Victoria University College (Myanmar) is a private university college in Myanmar. Being the first private university in the country, Victoria University College comprises four campuses - three in Yangon, one in Mandalay.

History
Nay Win Naing, founded the Victoria University College (Myanmar) in 2012. It started as a college which offered  Edexce Business and Technology Education Council Higher National Diplomas and sixth forms subjects. Later in 2014, VUC became an international teaching center of University of Wolverhampton and offer joint Bachelor's degree.

Courses delivery 
Since 2012, Victoria University College has been delivering the below BTEC HND Courses;

 Business (Management/ Marketing/ HR), 
 Computing (Software/ Network/ IT) and 
 Engineering (Civil Engineering, Mechanical Engineering, Electrical & Electronics Engineering).

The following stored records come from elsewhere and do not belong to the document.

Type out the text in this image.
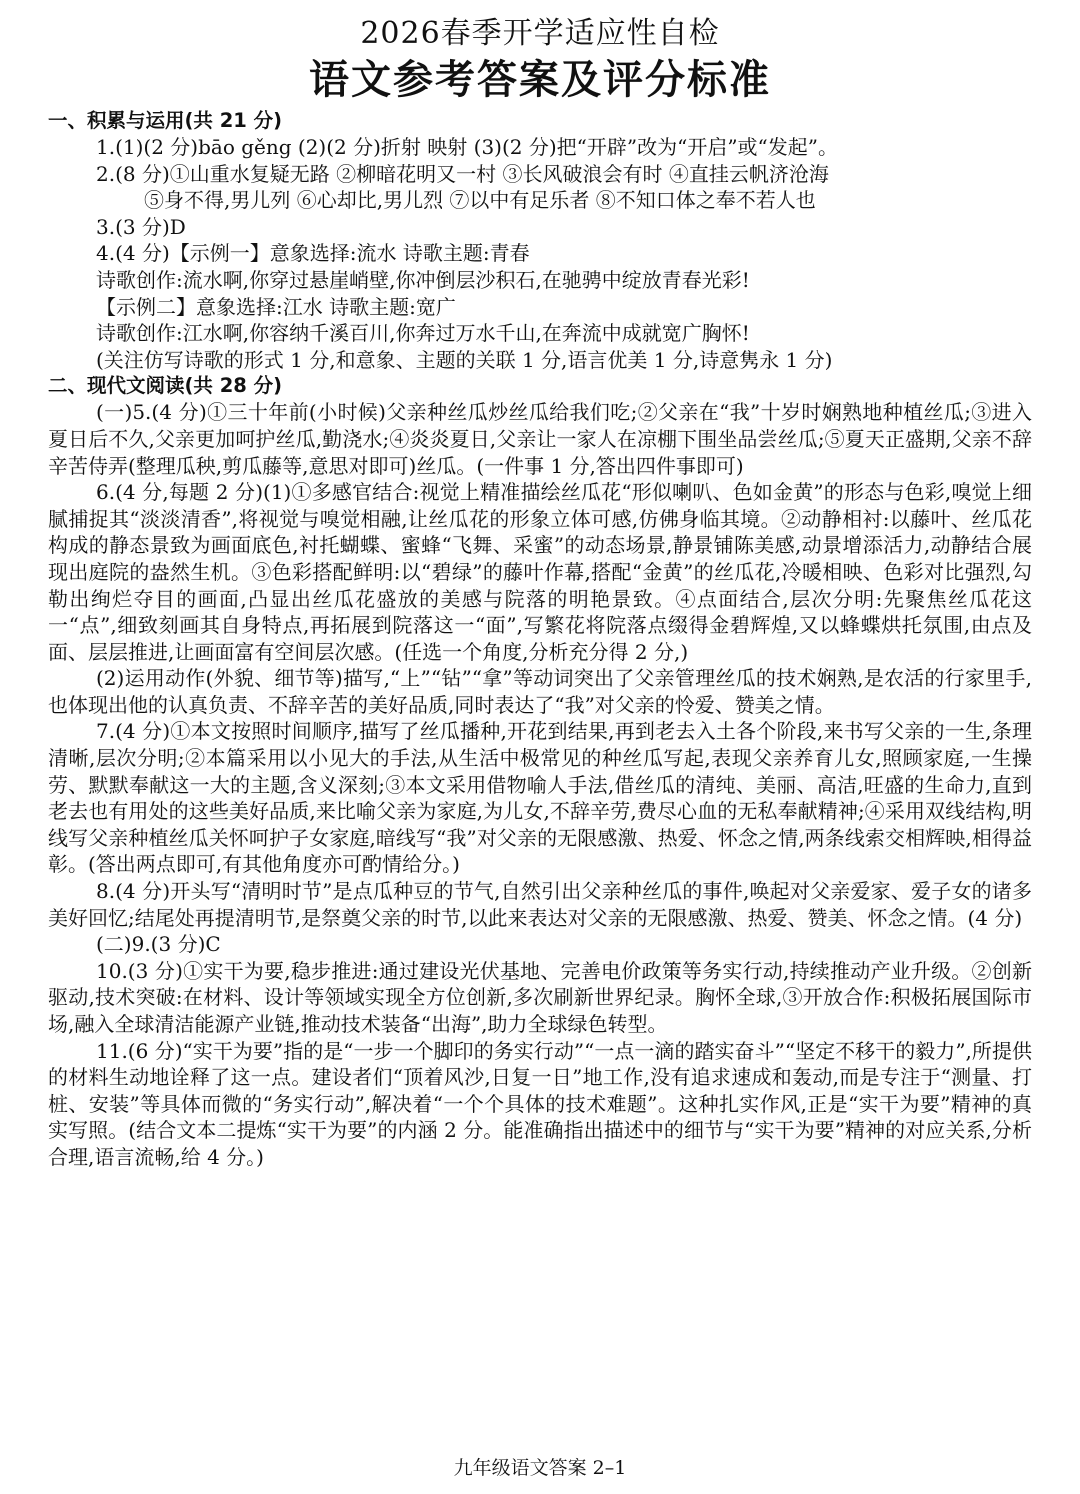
2026春季开学适应性自检
语文参考答案及评分标准
一、积累与运用(共 21 分)
1.(1)(2 分)bāo gěng (2)(2 分)折射 映射 (3)(2 分)把“开辟”改为“开启”或“发起”。
2.(8 分)①山重水复疑无路 ②柳暗花明又一村 ③长风破浪会有时 ④直挂云帆济沧海
⑤身不得,男儿列 ⑥心却比,男儿烈 ⑦以中有足乐者 ⑧不知口体之奉不若人也
3.(3 分)D
4.(4 分)【示例一】意象选择:流水 诗歌主题:青春
诗歌创作:流水啊,你穿过悬崖峭壁,你冲倒层沙积石,在驰骋中绽放青春光彩!
【示例二】意象选择:江水 诗歌主题:宽广
诗歌创作:江水啊,你容纳千溪百川,你奔过万水千山,在奔流中成就宽广胸怀!
(关注仿写诗歌的形式 1 分,和意象、主题的关联 1 分,语言优美 1 分,诗意隽永 1 分)
二、现代文阅读(共 28 分)
(一)5.(4 分)①三十年前(小时候)父亲种丝瓜炒丝瓜给我们吃;②父亲在“我”十岁时娴熟地种植丝瓜;③进入夏日后不久,父亲更加呵护丝瓜,勤浇水;④炎炎夏日,父亲让一家人在凉棚下围坐品尝丝瓜;⑤夏天正盛期,父亲不辞辛苦侍弄(整理瓜秧,剪瓜藤等,意思对即可)丝瓜。(一件事 1 分,答出四件事即可)
6.(4 分,每题 2 分)(1)①多感官结合:视觉上精准描绘丝瓜花“形似喇叭、色如金黄”的形态与色彩,嗅觉上细腻捕捉其“淡淡清香”,将视觉与嗅觉相融,让丝瓜花的形象立体可感,仿佛身临其境。②动静相衬:以藤叶、丝瓜花构成的静态景致为画面底色,衬托蝴蝶、蜜蜂“飞舞、采蜜”的动态场景,静景铺陈美感,动景增添活力,动静结合展现出庭院的盎然生机。③色彩搭配鲜明:以“碧绿”的藤叶作幕,搭配“金黄”的丝瓜花,冷暖相映、色彩对比强烈,勾勒出绚烂夺目的画面,凸显出丝瓜花盛放的美感与院落的明艳景致。④点面结合,层次分明:先聚焦丝瓜花这一“点”,细致刻画其自身特点,再拓展到院落这一“面”,写繁花将院落点缀得金碧辉煌,又以蜂蝶烘托氛围,由点及面、层层推进,让画面富有空间层次感。(任选一个角度,分析充分得 2 分,)
(2)运用动作(外貌、细节等)描写,“上”“钻”“拿”等动词突出了父亲管理丝瓜的技术娴熟,是农活的行家里手,也体现出他的认真负责、不辞辛苦的美好品质,同时表达了“我”对父亲的怜爱、赞美之情。
7.(4 分)①本文按照时间顺序,描写了丝瓜播种,开花到结果,再到老去入土各个阶段,来书写父亲的一生,条理清晰,层次分明;②本篇采用以小见大的手法,从生活中极常见的种丝瓜写起,表现父亲养育儿女,照顾家庭,一生操劳、默默奉献这一大的主题,含义深刻;③本文采用借物喻人手法,借丝瓜的清纯、美丽、高洁,旺盛的生命力,直到老去也有用处的这些美好品质,来比喻父亲为家庭,为儿女,不辞辛劳,费尽心血的无私奉献精神;④采用双线结构,明线写父亲种植丝瓜关怀呵护子女家庭,暗线写“我”对父亲的无限感激、热爱、怀念之情,两条线索交相辉映,相得益彰。(答出两点即可,有其他角度亦可酌情给分。)
8.(4 分)开头写“清明时节”是点瓜种豆的节气,自然引出父亲种丝瓜的事件,唤起对父亲爱家、爱子女的诸多美好回忆;结尾处再提清明节,是祭奠父亲的时节,以此来表达对父亲的无限感激、热爱、赞美、怀念之情。(4 分)
(二)9.(3 分)C
10.(3 分)①实干为要,稳步推进:通过建设光伏基地、完善电价政策等务实行动,持续推动产业升级。②创新驱动,技术突破:在材料、设计等领域实现全方位创新,多次刷新世界纪录。胸怀全球,③开放合作:积极拓展国际市场,融入全球清洁能源产业链,推动技术装备“出海”,助力全球绿色转型。
11.(6 分)“实干为要”指的是“一步一个脚印的务实行动”“一点一滴的踏实奋斗”“坚定不移干的毅力”,所提供的材料生动地诠释了这一点。建设者们“顶着风沙,日复一日”地工作,没有追求速成和轰动,而是专注于“测量、打桩、安装”等具体而微的“务实行动”,解决着“一个个具体的技术难题”。这种扎实作风,正是“实干为要”精神的真实写照。(结合文本二提炼“实干为要”的内涵 2 分。能准确指出描述中的细节与“实干为要”精神的对应关系,分析合理,语言流畅,给 4 分。)
九年级语文答案 2–1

The University of Wolverhampton has been in partnership with Victoria University College since May 2014, delivering the following courses;

 BEng (Hons) Electronics and Communications Engineering 
 BEng (Hons) Civil  Engineering 
 BA (Hons) Business Management 
 BEng (Hons) Mechatronics 
 BSc (Hons) Computing and Information Technology 
 MSc Programme and Project Management

Sports team - VUC athletics
Victoria University College has been sponsoring a professional Futsal football team under University's name since 2015. Victoria University College Futsal Club is now competing in National's Myanmar Futsal League.